Fortunately for me, I don't worry about cheating much at my level. If someone is using a chess engine to make their decision, but still in my rating level (1600 for days/turn chess), clearly their computer program is awful! 

So are we worried about the 2500+ rated player using the latest stockfish every time? Are we worried about a 1300 player who just downloaded stockfish, using it to quickly rise to 2000+? Or somebody who uses the program only when playing online tournaments? Or something else entirely?

SocialPanda
solskytz wrote:

Well, maybe something did happen to him in that tournament then... he seems to have made some kind of a qualitative leap...

http://www.bloomberg.com/news/2013-11-26/pegasystems-founder-becomes-billionaire-as-stock-surges.html

http://www.bbc.com/news/business-24954340

It doesn´t matter that you don´t have a title, but for the media you can be a chess master if you have had a good result in your career.

johnyoudell

The method described by r-k-ting seems to place a lot of reliance on rating. It also does not seem to take any account of the differences between different programmes and first, second and third choice moves which programmes rate so close as to be indistinguishable nor the effect of opening theory/books.

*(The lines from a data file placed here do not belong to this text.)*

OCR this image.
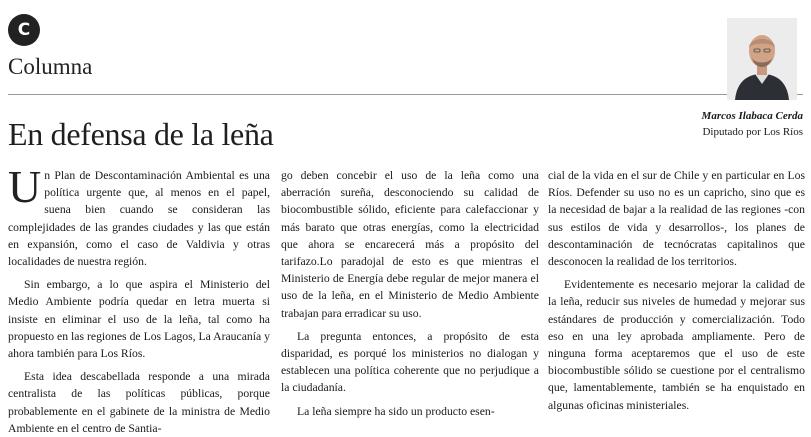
C
Columna
Marcos Ilabaca Cerda
Diputado por Los Ríos
En defensa de la leña

Un Plan de Descontaminación Ambiental es una política urgente que, al menos en el papel, suena bien cuando se consideran las complejidades de las grandes ciudades y las que están en expansión, como el caso de Valdivia y otras localidades de nuestra región.

Sin embargo, a lo que aspira el Ministerio del Medio Ambiente podría quedar en letra muerta si insiste en eliminar el uso de la leña, tal como ha propuesto en las regiones de Los Lagos, La Araucanía y ahora también para Los Ríos.

Esta idea descabellada responde a una mirada centralista de las políticas públicas, porque probablemente en el gabinete de la ministra de Medio Ambiente en el centro de Santia-

go deben concebir el uso de la leña como una aberración sureña, desconociendo su calidad de biocombustible sólido, eficiente para calefaccionar y más barato que otras energías, como la electricidad que ahora se encarecerá más a propósito del tarifazo.Lo paradojal de esto es que mientras el Ministerio de Energía debe regular de mejor manera el uso de la leña, en el Ministerio de Medio Ambiente trabajan para erradicar su uso.

La pregunta entonces, a propósito de esta disparidad, es porqué los ministerios no dialogan y establecen una política coherente que no perjudique a la ciudadanía.

La leña siempre ha sido un producto esen-

cial de la vida en el sur de Chile y en particular en Los Ríos. Defender su uso no es un capricho, sino que es la necesidad de bajar a la realidad de las regiones -con sus estilos de vida y desarrollos-, los planes de descontaminación de tecnócratas capitalinos que desconocen la realidad de los territorios.

Evidentemente es necesario mejorar la calidad de la leña, reducir sus niveles de humedad y mejorar sus estándares de producción y comercialización. Todo eso en una ley aprobada ampliamente. Pero de ninguna forma aceptaremos que el uso de este biocombustible sólido se cuestione por el centralismo que, lamentablemente, también se ha enquistado en algunas oficinas ministeriales.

Maybe the 3,000 words if I read them would make the idea seem less naive but as presented above it would clearly need an awful lot of work.

r_k_ting

The method does take into account nearly equal moves, which are assigned nearly the same score.

You are right about book moves though. Nowhere in the article is the effect of book moves mentioned. Though I suppose it's one of the things that's supposed to come out in the wash when you perform the curve fitting to find the performance rating.

r_k_ting
solskytz wrote:

it wouldn't be useless, as an IPR can be detected which is 400-500 higher than Kramnik and/or Topalov's. 

Trouble is, you don't need a performance rating 400-500 higher than a super-GM to beat one. Take for example the Anand-Gelfand match. If Gelfand had a computer to warn him about that single tactic where he got his queen trapped, he would be the world champion.

This sort of cheating by already strong player is probably the most insidious, and something which this method would fail to detect. I think it's not unlikely either. There must be some washed up IM out there who realises that they will never become a GM.

TheGreatOogieBoogie

Speculating on the ratings of fictional characters is fun too.  He did it in that article, I say Superman is 4000. 

Jimmykay
chess_gg wrote:

r_k_ting: >>"There must be some washed up IM out there who realises that they will never become a GM."<<

I am reminded of Josh Waitzkin, a brilliant chess player...got to IM and then gave it up. He was frustrated that he couldn't get to GM.

http://en.wikipedia.org/wiki/Joshua_Waitzkin

No where in the wiki article does it mention that Josh Waitzkin was frustrated about not acheiving GM. I have read his books, listened to his lectures, and it seems nothing could be further from the truth. He left chess for entirely different reasons than this.

He is a world champion martial artist (Tai Chi Chuan) and made a decision to take his life in a different direction than chess. He is one of the best authors on "learning" and self-improvement that I have ever read.